Joanne Solomon | Longreads | January 2019 | 13 minutes (3,195 words)

Nine months into our relationship I take my relatively conservative, Argentine, businessman of a boyfriend who doesn’t yet speak fluent English out to the middle of the Nevada desert for Burning Man. My last boyfriend would have fit in perfectly. He owned a didgeridoo. But Eduardo is different. He wears a suit, has health insurance and approaches everything with a fair amount of caution. Asking me, his English teacher, out on the first day of class was a bit out of character. To be clear, this was not tabloid fodder; when we met, he was 34 and I was 35. My 20s were spent teaching puppetry in the South Bronx, and performing in alternative theater festivals. Desperate for a partner, I yearned to be moved up from the kid’s table, and Eduardo felt like a bona fide ADULT. In turn, Eduardo had just gotten out of a long stagnant relationship, and looked to me for levity and fun. I liked being the muse, for a time.

Burning Man is more of an art city than a festival. It pops up the last week in August and absorbs close to 70,000 inhabitants who camp in every form of temporary lodging imaginable: tents, campers, tiny houses. There is Art everywhere. This world is built on the tenets of self-reliance and radical self-expression. Many people are naked and many don costumes in which they weld, cut and busily construct their projects. Burning man commissions larger work from artists who spend their entire year constructing and shipping their work to the desert piece by piece. Artists build otherworldly, giant sculptures, often two or three stories high that participants can climb on, and crawl through. On every corner you can find some sort of installation that inspires, or titillates or offers you something unexpected. And while this world may initially feel lawless, upon deeper inspection you’ll find a hospital, a DMV, an around-the-clock sanitation department, law enforcement, and an airport.


At Black Rock City, there is contradiction everywhere. You can spend days and nights simply roaming around on a bike and never see the same thing. In theory, after you’ve paid the hefty ticket price ($200-$2000 which varies depending on one’s art project application or role at Burning Man) once inside, you can’t buy anything except for coffee and ice. Burning Man utilizes a gift economy. Participants offer whatever goods or services they have to bring to the table. Some people provide home cooked meals, others wash your hair, a few groups offer bike repair. But if you want to find something more specific, it can be found. Tango? Physics Club? Japanese Fan making? Yes. Naked sunrise yoga? Yes and Yes. You are not allowed to drive your car around Burning Man unless it’s an Art Vehicle. “Art cars” roam the Playa 24/7 pumping music and stopping to pick up people and host impromptu dance parties. People organize themselves into theme camps, with names such as Snow Cone Camp or The Seven Sins Saloon and usually have an art car to match thematically.
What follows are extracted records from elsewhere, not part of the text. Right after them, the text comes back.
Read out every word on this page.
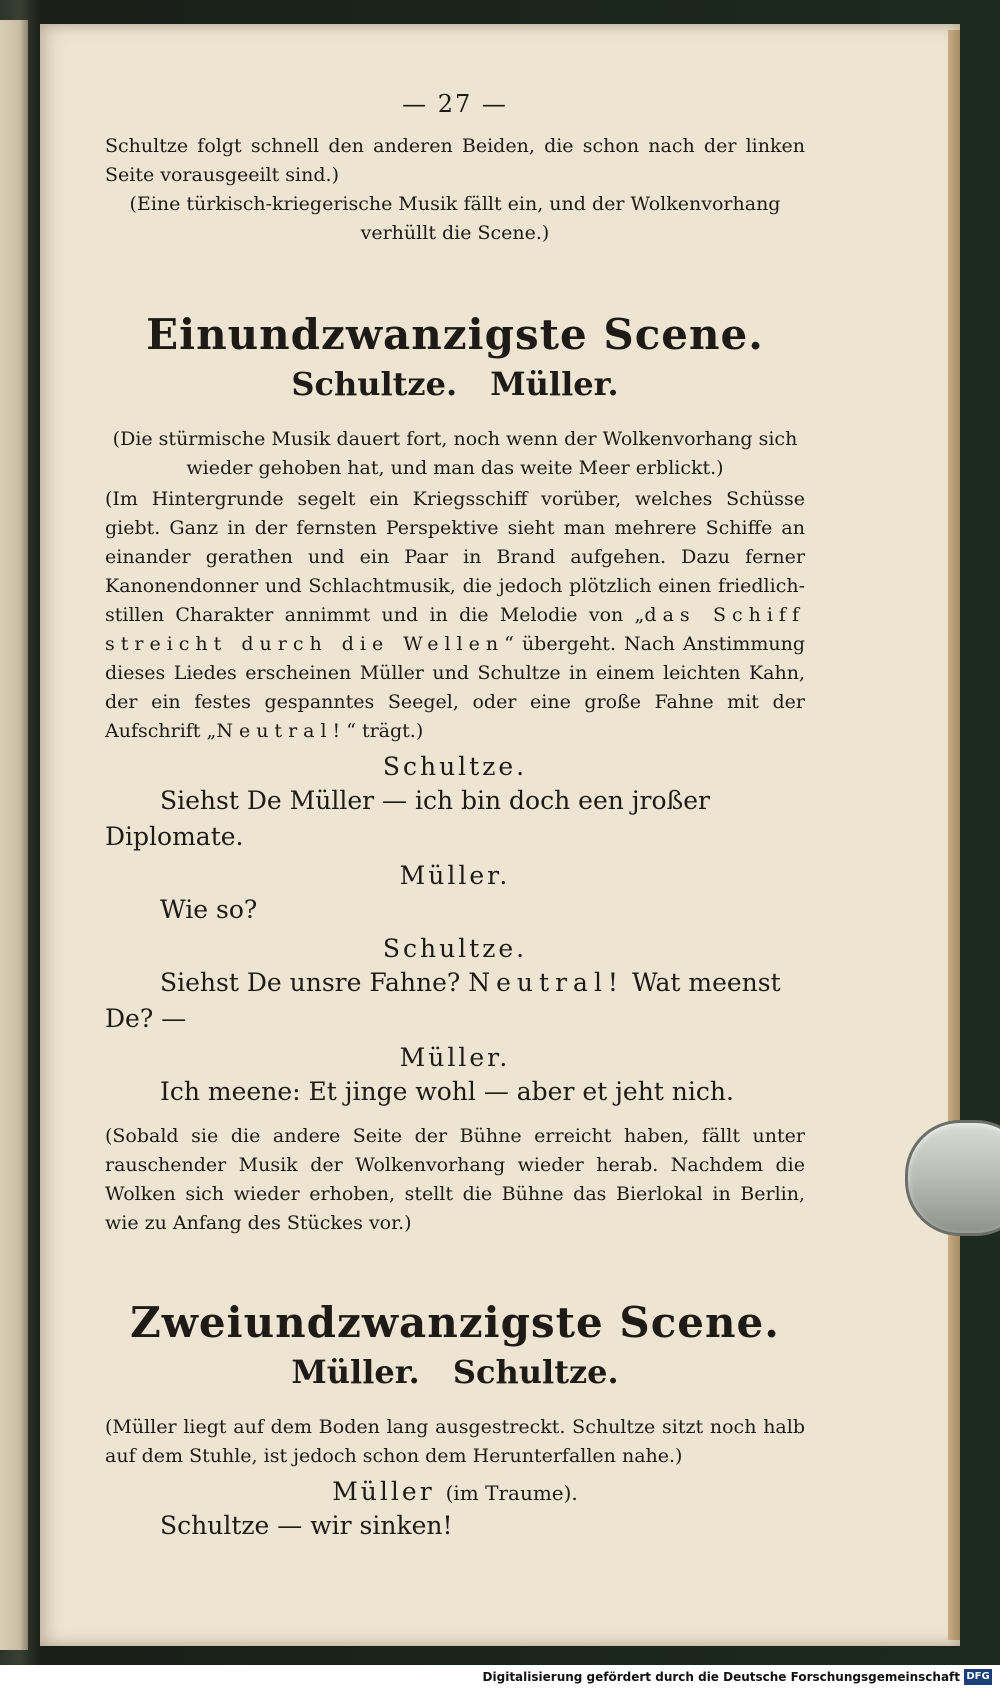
— 27 —

Schultze folgt schnell den anderen Beiden, die schon nach der linken Seite vorausgeeilt sind.)

(Eine türkisch-kriegerische Musik fällt ein, und der Wolkenvorhang verhüllt die Scene.)

Einundzwanzigste Scene.
Schultze. Müller.

(Die stürmische Musik dauert fort, noch wenn der Wolkenvorhang sich wieder gehoben hat, und man das weite Meer erblickt.)

(Im Hintergrunde segelt ein Kriegsschiff vorüber, welches Schüsse giebt. Ganz in der fernsten Perspektive sieht man mehrere Schiffe an einander gerathen und ein Paar in Brand aufgehen. Dazu ferner Kanonendonner und Schlachtmusik, die jedoch plötzlich einen friedlich-stillen Charakter annimmt und in die Melodie von „das Schiff streicht durch die Wellen“ übergeht. Nach Anstimmung dieses Liedes erscheinen Müller und Schultze in einem leichten Kahn, der ein festes gespanntes Seegel, oder eine große Fahne mit der Aufschrift „Neutral!“ trägt.)

Schultze.

Siehst De Müller — ich bin doch een jroßer Diplomate.

Müller.

Wie so?

Schultze.

Siehst De unsre Fahne? Neutral! Wat meenst De? —

Müller.

Ich meene: Et jinge wohl — aber et jeht nich.

(Sobald sie die andere Seite der Bühne erreicht haben, fällt unter rauschender Musik der Wolkenvorhang wieder herab. Nachdem die Wolken sich wieder erhoben, stellt die Bühne das Bierlokal in Berlin, wie zu Anfang des Stückes vor.)

Zweiundzwanzigste Scene.
Müller. Schultze.

(Müller liegt auf dem Boden lang ausgestreckt. Schultze sitzt noch halb auf dem Stuhle, ist jedoch schon dem Herunterfallen nahe.)

Müller (im Traume).

Schultze — wir sinken!

Digitalisierung gefördert durch die Deutsche Forschungsgemeinschaft DFG
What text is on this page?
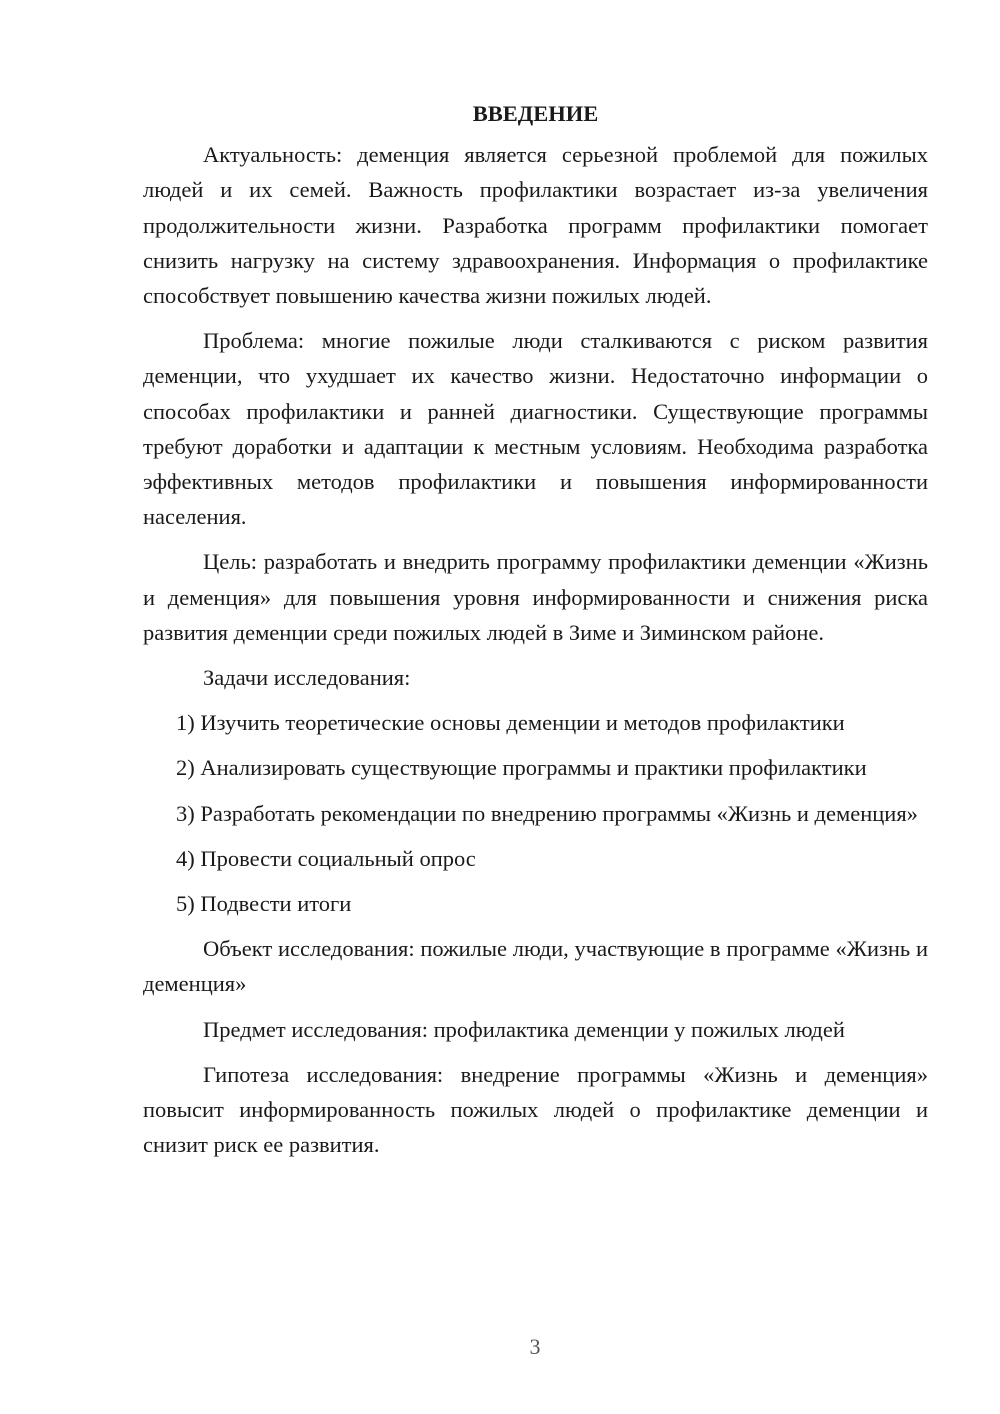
ВВЕДЕНИЕ

Актуальность: деменция является серьезной проблемой для пожилых людей и их семей. Важность профилактики возрастает из-за увеличения продолжительности жизни. Разработка программ профилактики помогает снизить нагрузку на систему здравоохранения. Информация о профилактике способствует повышению качества жизни пожилых людей.

Проблема: многие пожилые люди сталкиваются с риском развития деменции, что ухудшает их качество жизни. Недостаточно информации о способах профилактики и ранней диагностики. Существующие программы требуют доработки и адаптации к местным условиям. Необходима разработка эффективных методов профилактики и повышения информированности населения.

Цель: разработать и внедрить программу профилактики деменции «Жизнь и деменция» для повышения уровня информированности и снижения риска развития деменции среди пожилых людей в Зиме и Зиминском районе.

Задачи исследования:

1) Изучить теоретические основы деменции и методов профилактики

2) Анализировать существующие программы и практики профилактики

3) Разработать рекомендации по внедрению программы «Жизнь и деменция»

4) Провести социальный опрос

5) Подвести итоги

Объект исследования: пожилые люди, участвующие в программе «Жизнь и деменция»

Предмет исследования: профилактика деменции у пожилых людей

Гипотеза исследования: внедрение программы «Жизнь и деменция» повысит информированность пожилых людей о профилактике деменции и снизит риск ее развития.

3
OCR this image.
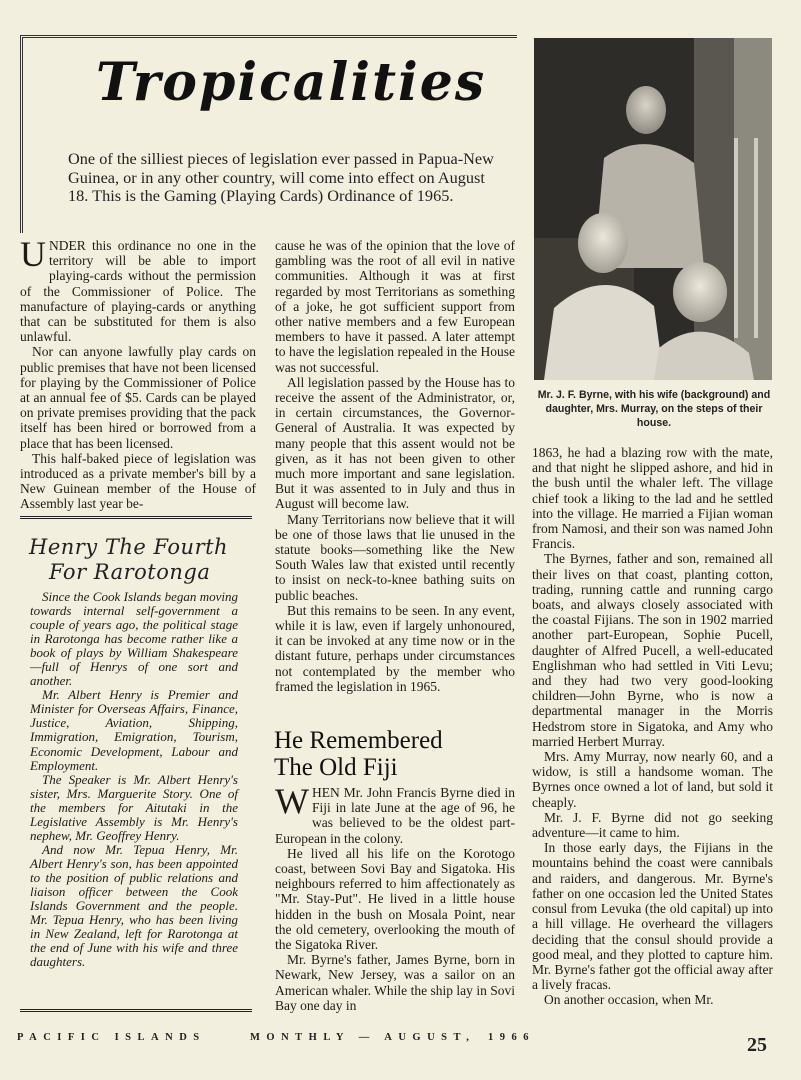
Tropicalities
One of the silliest pieces of legislation ever passed in Papua-New Guinea, or in any other country, will come into effect on August 18. This is the Gaming (Playing Cards) Ordinance of 1965.

UNDER this ordinance no one in the territory will be able to import playing-cards without the permission of the Commissioner of Police. The manufacture of playing-cards or anything that can be substituted for them is also unlawful.

Nor can anyone lawfully play cards on public premises that have not been licensed for playing by the Commissioner of Police at an annual fee of $5. Cards can be played on private premises providing that the pack itself has been hired or borrowed from a place that has been licensed.

This half-baked piece of legislation was introduced as a private member's bill by a New Guinean member of the House of Assembly last year be-

Henry The Fourth
For Rarotonga

Since the Cook Islands began moving towards internal self-government a couple of years ago, the political stage in Rarotonga has become rather like a book of plays by William Shakespeare—full of Henrys of one sort and another.

Mr. Albert Henry is Premier and Minister for Overseas Affairs, Finance, Justice, Aviation, Shipping, Immigration, Emigration, Tourism, Economic Development, Labour and Employment.

The Speaker is Mr. Albert Henry's sister, Mrs. Marguerite Story. One of the members for Aitutaki in the Legislative Assembly is Mr. Henry's nephew, Mr. Geoffrey Henry.

And now Mr. Tepua Henry, Mr. Albert Henry's son, has been appointed to the position of public relations and liaison officer between the Cook Islands Government and the people. Mr. Tepua Henry, who has been living in New Zealand, left for Rarotonga at the end of June with his wife and three daughters.

cause he was of the opinion that the love of gambling was the root of all evil in native communities. Although it was at first regarded by most Territorians as something of a joke, he got sufficient support from other native members and a few European members to have it passed. A later attempt to have the legislation repealed in the House was not successful.

All legislation passed by the House has to receive the assent of the Administrator, or, in certain circumstances, the Governor-General of Australia. It was expected by many people that this assent would not be given, as it has not been given to other much more important and sane legislation. But it was assented to in July and thus in August will become law.

Many Territorians now believe that it will be one of those laws that lie unused in the statute books—something like the New South Wales law that existed until recently to insist on neck-to-knee bathing suits on public beaches.

But this remains to be seen. In any event, while it is law, even if largely unhonoured, it can be invoked at any time now or in the distant future, perhaps under circumstances not contemplated by the member who framed the legislation in 1965.

He Remembered
The Old Fiji

WHEN Mr. John Francis Byrne died in Fiji in late June at the age of 96, he was believed to be the oldest part-European in the colony.

He lived all his life on the Korotogo coast, between Sovi Bay and Sigatoka. His neighbours referred to him affectionately as "Mr. Stay-Put". He lived in a little house hidden in the bush on Mosala Point, near the old cemetery, overlooking the mouth of the Sigatoka River.

Mr. Byrne's father, James Byrne, born in Newark, New Jersey, was a sailor on an American whaler. While the ship lay in Sovi Bay one day in

Mr. J. F. Byrne, with his wife (background) and daughter, Mrs. Murray, on the steps of their house.

1863, he had a blazing row with the mate, and that night he slipped ashore, and hid in the bush until the whaler left. The village chief took a liking to the lad and he settled into the village. He married a Fijian woman from Namosi, and their son was named John Francis.

The Byrnes, father and son, remained all their lives on that coast, planting cotton, trading, running cattle and running cargo boats, and always closely associated with the coastal Fijians. The son in 1902 married another part-European, Sophie Pucell, daughter of Alfred Pucell, a well-educated Englishman who had settled in Viti Levu; and they had two very good-looking children—John Byrne, who is now a departmental manager in the Morris Hedstrom store in Sigatoka, and Amy who married Herbert Murray.

Mrs. Amy Murray, now nearly 60, and a widow, is still a handsome woman. The Byrnes once owned a lot of land, but sold it cheaply.

Mr. J. F. Byrne did not go seeking adventure—it came to him.

In those early days, the Fijians in the mountains behind the coast were cannibals and raiders, and dangerous. Mr. Byrne's father on one occasion led the United States consul from Levuka (the old capital) up into a hill village. He overheard the villagers deciding that the consul should provide a good meal, and they plotted to capture him. Mr. Byrne's father got the official away after a lively fracas.

On another occasion, when Mr.

PACIFIC ISLANDS	MONTHLY — AUGUST, 1966	25
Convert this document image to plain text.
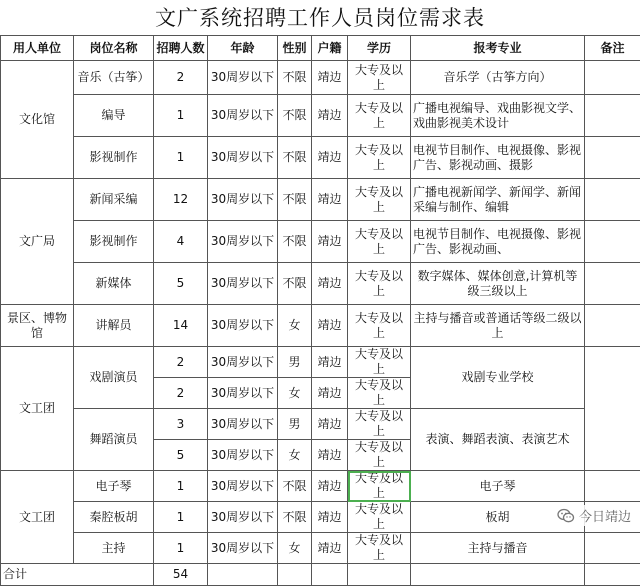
文广系统招聘工作人员岗位需求表
用人单位	岗位名称	招聘人数	年龄	性别	户籍	学历	报考专业	备注
文化馆	音乐（古筝）	2	30周岁以下	不限	靖边	大专及以上	音乐学（古筝方向）	
	编导	1	30周岁以下	不限	靖边	大专及以上	广播电视编导、戏曲影视文学、戏曲影视美术设计	
	影视制作	1	30周岁以下	不限	靖边	大专及以上	电视节目制作、电视摄像、影视广告、影视动画、摄影	
文广局	新闻采编	12	30周岁以下	不限	靖边	大专及以上	广播电视新闻学、新闻学、新闻采编与制作、编辑	
	影视制作	4	30周岁以下	不限	靖边	大专及以上	电视节目制作、电视摄像、影视广告、影视动画、	
	新媒体	5	30周岁以下	不限	靖边	大专及以上	数字媒体、媒体创意,计算机等级三级以上	
景区、博物馆	讲解员	14	30周岁以下	女	靖边	大专及以上	主持与播音或普通话等级二级以上	
文工团	戏剧演员	2	30周岁以下	男	靖边	大专及以上	戏剧专业学校	
		2	30周岁以下	女	靖边	大专及以上		
	舞蹈演员	3	30周岁以下	男	靖边	大专及以上	表演、舞蹈表演、表演艺术	
		5	30周岁以下	女	靖边	大专及以上		
文工团	电子琴	1	30周岁以下	不限	靖边	大专及以上	电子琴	
	秦腔板胡	1	30周岁以下	不限	靖边	大专及以上	板胡	
	主持	1	30周岁以下	女	靖边	大专及以上	主持与播音	
合计		54						
今日靖边
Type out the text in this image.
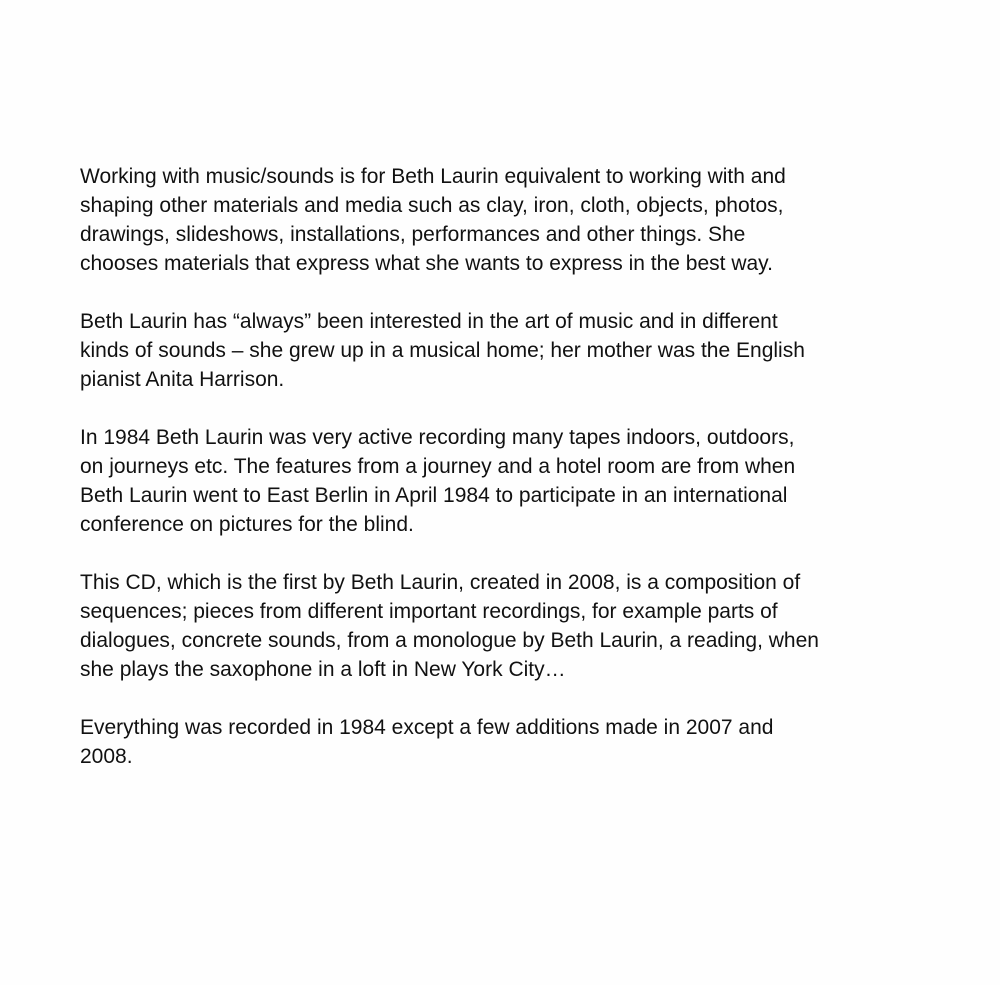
Working with music/sounds is for Beth Laurin equivalent to working with and
shaping other materials and media such as clay, iron, cloth, objects, photos,
drawings, slideshows, installations, performances and other things. She
chooses materials that express what she wants to express in the best way.

Beth Laurin has “always” been interested in the art of music and in different
kinds of sounds – she grew up in a musical home; her mother was the English
pianist Anita Harrison.

In 1984 Beth Laurin was very active recording many tapes indoors, outdoors,
on journeys etc. The features from a journey and a hotel room are from when
Beth Laurin went to East Berlin in April 1984 to participate in an international
conference on pictures for the blind.

This CD, which is the first by Beth Laurin, created in 2008, is a composition of
sequences; pieces from different important recordings, for example parts of
dialogues, concrete sounds, from a monologue by Beth Laurin, a reading, when
she plays the saxophone in a loft in New York City…

Everything was recorded in 1984 except a few additions made in 2007 and
2008.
I lie in my tent while listening to the party around me and wonder why I thought it would be a good idea to bring Eduardo here. People warned me. They said, ‘Are you sure? Burning man can be BRUTAL on relationships.’

At Burning Man participation is highly encouraged but oddly it is not a place where people are in your face either. If you need to be left alone, for the most part, people respect that. And after a week of mixing and canoodling and picture taking and dancing and discovering and experiencing and wandering, on the final weekend, a massive wooden man (a stand-in for the man that keeps us all down) and an elaborately ornate temple get burned to the ground. Then, the entire city disappears, as quickly as it was built.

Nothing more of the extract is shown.